Kimberly Darroch believes her daughter Milly Main, who died in 2017, is referenced in the report.

"There is nothing that can bring Milly back and a tiny part of me still hoped that the link to the water supply wasn’t true," she said. “Finally we are starting to get answers after all these years.“If it wasn’t for the whistleblowers who came forward and Anas raising this in Parliament, we would have never known what caused Milly’s death.“This has been a difficult time for us and we will need to come to terms with this as a family.”

The review looked at the cases of 84 children, and 118 episodes of infection.

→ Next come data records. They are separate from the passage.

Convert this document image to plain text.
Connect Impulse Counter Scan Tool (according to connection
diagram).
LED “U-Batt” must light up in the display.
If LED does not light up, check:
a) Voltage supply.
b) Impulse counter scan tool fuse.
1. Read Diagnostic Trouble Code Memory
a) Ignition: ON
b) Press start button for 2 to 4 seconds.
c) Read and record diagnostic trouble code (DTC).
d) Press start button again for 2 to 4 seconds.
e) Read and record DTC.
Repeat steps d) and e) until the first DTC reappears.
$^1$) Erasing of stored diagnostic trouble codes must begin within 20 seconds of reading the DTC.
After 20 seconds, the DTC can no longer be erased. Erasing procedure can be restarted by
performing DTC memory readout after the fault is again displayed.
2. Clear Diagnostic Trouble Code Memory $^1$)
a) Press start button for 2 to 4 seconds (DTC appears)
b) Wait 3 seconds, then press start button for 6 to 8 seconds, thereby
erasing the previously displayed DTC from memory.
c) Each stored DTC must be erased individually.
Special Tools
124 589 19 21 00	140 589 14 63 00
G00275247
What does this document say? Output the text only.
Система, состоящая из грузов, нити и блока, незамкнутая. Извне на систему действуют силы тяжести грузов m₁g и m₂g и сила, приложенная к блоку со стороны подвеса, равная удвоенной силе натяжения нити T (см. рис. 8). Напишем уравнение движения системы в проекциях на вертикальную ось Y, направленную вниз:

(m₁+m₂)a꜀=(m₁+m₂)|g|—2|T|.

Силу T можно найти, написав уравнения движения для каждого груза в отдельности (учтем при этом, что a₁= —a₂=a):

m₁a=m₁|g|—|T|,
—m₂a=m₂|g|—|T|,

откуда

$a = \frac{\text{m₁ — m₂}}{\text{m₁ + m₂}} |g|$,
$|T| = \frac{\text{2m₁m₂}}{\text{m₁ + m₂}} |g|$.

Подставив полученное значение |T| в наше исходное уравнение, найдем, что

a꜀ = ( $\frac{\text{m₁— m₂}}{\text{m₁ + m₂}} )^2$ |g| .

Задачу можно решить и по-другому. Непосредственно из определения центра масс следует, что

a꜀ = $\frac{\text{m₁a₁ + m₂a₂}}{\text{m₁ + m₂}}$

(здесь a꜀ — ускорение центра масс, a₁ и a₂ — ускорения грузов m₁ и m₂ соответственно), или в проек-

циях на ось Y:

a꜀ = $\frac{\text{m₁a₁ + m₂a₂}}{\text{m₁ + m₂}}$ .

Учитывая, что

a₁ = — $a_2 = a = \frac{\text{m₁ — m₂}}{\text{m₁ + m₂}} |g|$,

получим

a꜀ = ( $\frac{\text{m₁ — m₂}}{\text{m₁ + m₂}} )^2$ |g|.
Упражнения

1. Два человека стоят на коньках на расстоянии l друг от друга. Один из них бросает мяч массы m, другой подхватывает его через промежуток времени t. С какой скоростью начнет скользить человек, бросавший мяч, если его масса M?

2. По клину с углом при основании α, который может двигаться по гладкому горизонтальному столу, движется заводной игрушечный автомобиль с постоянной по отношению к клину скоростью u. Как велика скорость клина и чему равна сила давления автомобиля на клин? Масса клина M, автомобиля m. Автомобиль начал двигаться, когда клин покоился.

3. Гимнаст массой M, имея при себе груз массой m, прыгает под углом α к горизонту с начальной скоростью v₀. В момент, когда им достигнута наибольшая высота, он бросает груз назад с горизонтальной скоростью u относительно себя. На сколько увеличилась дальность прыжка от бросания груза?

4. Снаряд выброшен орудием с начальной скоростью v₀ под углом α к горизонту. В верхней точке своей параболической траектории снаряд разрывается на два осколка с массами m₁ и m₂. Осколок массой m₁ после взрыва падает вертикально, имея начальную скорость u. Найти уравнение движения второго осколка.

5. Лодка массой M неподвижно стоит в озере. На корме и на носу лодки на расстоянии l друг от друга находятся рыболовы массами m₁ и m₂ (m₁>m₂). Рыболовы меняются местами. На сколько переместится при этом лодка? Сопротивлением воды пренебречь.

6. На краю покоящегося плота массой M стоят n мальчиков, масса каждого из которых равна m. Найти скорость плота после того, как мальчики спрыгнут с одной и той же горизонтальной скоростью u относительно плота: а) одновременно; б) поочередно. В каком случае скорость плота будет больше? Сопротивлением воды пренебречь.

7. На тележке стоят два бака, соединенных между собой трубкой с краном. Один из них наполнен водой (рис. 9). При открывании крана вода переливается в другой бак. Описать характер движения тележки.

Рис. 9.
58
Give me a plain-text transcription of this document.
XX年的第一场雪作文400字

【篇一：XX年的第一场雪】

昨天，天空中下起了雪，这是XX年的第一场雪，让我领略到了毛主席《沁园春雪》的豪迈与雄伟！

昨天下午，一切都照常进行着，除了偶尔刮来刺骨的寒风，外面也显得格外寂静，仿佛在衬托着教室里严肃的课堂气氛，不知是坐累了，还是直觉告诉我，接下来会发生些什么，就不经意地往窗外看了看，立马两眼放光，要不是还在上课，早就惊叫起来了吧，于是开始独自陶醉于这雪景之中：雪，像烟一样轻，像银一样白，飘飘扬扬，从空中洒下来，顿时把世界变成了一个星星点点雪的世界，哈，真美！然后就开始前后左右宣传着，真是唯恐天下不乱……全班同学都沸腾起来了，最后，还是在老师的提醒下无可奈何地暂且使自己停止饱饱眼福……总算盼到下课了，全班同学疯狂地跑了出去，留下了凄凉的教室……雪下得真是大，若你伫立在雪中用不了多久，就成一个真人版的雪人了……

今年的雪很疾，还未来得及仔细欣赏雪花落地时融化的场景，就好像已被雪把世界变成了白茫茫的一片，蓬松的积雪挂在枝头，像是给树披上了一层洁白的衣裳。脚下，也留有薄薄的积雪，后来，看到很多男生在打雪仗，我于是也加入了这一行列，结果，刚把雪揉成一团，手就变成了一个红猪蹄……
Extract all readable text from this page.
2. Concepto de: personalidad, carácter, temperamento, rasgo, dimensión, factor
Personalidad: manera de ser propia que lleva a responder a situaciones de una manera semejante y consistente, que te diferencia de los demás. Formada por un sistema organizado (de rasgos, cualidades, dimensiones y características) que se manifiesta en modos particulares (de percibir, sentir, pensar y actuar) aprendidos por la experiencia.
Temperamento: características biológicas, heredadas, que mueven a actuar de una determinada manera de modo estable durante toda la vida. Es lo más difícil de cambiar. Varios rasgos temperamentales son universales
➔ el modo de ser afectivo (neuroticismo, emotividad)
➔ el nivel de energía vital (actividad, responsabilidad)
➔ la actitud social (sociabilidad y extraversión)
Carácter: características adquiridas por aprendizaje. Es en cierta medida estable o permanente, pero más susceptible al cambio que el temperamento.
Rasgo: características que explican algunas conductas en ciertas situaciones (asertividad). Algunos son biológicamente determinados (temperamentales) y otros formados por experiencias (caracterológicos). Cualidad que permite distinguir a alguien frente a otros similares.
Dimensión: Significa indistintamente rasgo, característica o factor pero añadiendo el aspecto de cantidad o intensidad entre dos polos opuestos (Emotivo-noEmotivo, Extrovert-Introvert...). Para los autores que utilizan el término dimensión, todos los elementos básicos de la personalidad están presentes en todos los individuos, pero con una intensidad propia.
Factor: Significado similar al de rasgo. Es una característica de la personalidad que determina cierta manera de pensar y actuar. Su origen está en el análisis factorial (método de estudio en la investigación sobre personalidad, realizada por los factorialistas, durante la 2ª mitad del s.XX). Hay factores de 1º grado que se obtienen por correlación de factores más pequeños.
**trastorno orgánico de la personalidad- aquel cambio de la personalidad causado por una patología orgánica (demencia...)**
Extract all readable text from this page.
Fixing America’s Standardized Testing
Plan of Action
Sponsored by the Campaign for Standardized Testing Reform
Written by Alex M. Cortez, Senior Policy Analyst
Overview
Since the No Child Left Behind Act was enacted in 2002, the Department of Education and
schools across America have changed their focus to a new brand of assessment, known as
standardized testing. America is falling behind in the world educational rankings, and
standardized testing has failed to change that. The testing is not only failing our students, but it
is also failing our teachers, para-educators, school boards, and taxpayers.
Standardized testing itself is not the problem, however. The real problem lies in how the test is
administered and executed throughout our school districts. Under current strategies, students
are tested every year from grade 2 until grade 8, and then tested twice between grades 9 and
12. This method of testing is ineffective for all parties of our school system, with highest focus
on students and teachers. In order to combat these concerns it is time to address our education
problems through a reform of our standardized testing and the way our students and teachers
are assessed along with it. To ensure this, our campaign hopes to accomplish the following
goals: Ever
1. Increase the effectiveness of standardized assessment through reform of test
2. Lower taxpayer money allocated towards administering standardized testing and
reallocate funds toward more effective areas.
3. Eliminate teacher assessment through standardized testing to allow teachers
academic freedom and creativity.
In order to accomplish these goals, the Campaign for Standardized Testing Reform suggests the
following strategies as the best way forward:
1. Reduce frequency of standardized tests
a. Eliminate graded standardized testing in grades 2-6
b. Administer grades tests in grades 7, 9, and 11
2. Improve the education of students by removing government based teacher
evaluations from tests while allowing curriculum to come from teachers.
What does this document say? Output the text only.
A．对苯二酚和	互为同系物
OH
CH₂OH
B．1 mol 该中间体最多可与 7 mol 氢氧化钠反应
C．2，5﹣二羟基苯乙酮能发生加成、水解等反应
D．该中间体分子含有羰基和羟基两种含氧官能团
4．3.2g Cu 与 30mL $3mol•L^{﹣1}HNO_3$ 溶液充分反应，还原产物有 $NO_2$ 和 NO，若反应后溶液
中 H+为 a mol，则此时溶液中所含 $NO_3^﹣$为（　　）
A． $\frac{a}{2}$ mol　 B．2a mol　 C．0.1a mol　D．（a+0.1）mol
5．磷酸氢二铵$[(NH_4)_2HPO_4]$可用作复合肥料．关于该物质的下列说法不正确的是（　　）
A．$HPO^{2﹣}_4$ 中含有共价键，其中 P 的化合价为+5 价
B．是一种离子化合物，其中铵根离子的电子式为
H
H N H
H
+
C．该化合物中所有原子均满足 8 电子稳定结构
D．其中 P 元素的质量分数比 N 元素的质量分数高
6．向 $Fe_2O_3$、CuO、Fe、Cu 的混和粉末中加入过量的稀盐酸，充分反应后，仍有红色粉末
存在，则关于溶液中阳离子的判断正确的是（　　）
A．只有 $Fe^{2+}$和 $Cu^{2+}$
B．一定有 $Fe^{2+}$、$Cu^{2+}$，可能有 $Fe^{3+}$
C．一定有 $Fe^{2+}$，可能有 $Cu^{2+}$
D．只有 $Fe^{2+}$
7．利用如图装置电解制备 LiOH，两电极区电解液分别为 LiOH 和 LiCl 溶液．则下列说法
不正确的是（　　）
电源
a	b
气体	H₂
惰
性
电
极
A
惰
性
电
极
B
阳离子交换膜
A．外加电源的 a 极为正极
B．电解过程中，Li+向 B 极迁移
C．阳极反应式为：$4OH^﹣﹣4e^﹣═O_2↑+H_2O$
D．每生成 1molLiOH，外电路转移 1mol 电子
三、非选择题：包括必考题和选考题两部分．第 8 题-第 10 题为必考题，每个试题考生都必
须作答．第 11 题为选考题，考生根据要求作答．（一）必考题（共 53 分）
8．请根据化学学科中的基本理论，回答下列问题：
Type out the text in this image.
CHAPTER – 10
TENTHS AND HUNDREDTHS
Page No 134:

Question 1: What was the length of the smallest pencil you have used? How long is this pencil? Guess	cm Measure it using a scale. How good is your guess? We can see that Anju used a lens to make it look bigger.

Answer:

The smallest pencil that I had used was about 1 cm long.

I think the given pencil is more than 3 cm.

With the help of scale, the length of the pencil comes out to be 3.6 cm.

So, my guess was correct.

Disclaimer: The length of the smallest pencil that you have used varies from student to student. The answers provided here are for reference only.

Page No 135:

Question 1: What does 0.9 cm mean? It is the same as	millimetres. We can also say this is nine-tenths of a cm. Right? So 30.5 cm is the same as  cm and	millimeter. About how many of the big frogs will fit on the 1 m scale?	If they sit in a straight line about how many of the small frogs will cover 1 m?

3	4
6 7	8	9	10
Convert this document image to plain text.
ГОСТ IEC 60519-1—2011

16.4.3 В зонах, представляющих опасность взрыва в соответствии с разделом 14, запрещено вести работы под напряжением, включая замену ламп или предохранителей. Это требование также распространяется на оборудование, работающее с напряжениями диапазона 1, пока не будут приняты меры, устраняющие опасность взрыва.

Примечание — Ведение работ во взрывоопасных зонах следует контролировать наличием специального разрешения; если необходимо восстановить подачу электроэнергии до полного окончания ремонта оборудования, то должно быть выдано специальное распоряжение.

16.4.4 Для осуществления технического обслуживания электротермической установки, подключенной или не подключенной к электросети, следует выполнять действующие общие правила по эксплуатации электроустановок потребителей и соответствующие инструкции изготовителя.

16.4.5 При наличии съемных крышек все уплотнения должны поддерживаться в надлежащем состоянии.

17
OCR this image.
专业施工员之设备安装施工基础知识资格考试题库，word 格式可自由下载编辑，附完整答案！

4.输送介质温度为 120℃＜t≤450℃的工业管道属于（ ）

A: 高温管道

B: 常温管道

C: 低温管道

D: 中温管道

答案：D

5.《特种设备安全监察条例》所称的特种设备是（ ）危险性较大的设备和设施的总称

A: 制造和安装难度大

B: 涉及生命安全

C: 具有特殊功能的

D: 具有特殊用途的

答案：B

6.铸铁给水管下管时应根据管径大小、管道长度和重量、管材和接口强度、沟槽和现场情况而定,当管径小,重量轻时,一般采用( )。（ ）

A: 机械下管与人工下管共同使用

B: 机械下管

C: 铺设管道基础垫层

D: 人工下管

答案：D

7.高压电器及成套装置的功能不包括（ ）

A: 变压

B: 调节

Labour MSP Anas Sarwar was contacted by whistleblowers in 2019, claiming a child with cancer died after contracting an infection caused by contaminated water at the QUEH campus.

He said: “This has been a long and painful journey for the families involved, and my thoughts are with Kimberly and everyone who loved Milly.“I pay tribute once again to the brave NHS whistleblowers who put their jobs on the line to expose the truth and overcame repeated cover-up attempts by the hospital management.“The Scottish Government now has a duty to support all the families affected at this sad time.”

NHS Greater Glasgow and Clyde declined to comment on the matter ahead of formal publication of the review.

A spokesperson said: “Families of patients referred to in the Case Note Review have been provided an embargoed copy of the report ahead of its publication on Monday.

"This is to allow families to reflect on its contents before it is available to the public.

“We fully respect this and we will respond when the report is published on Monday.”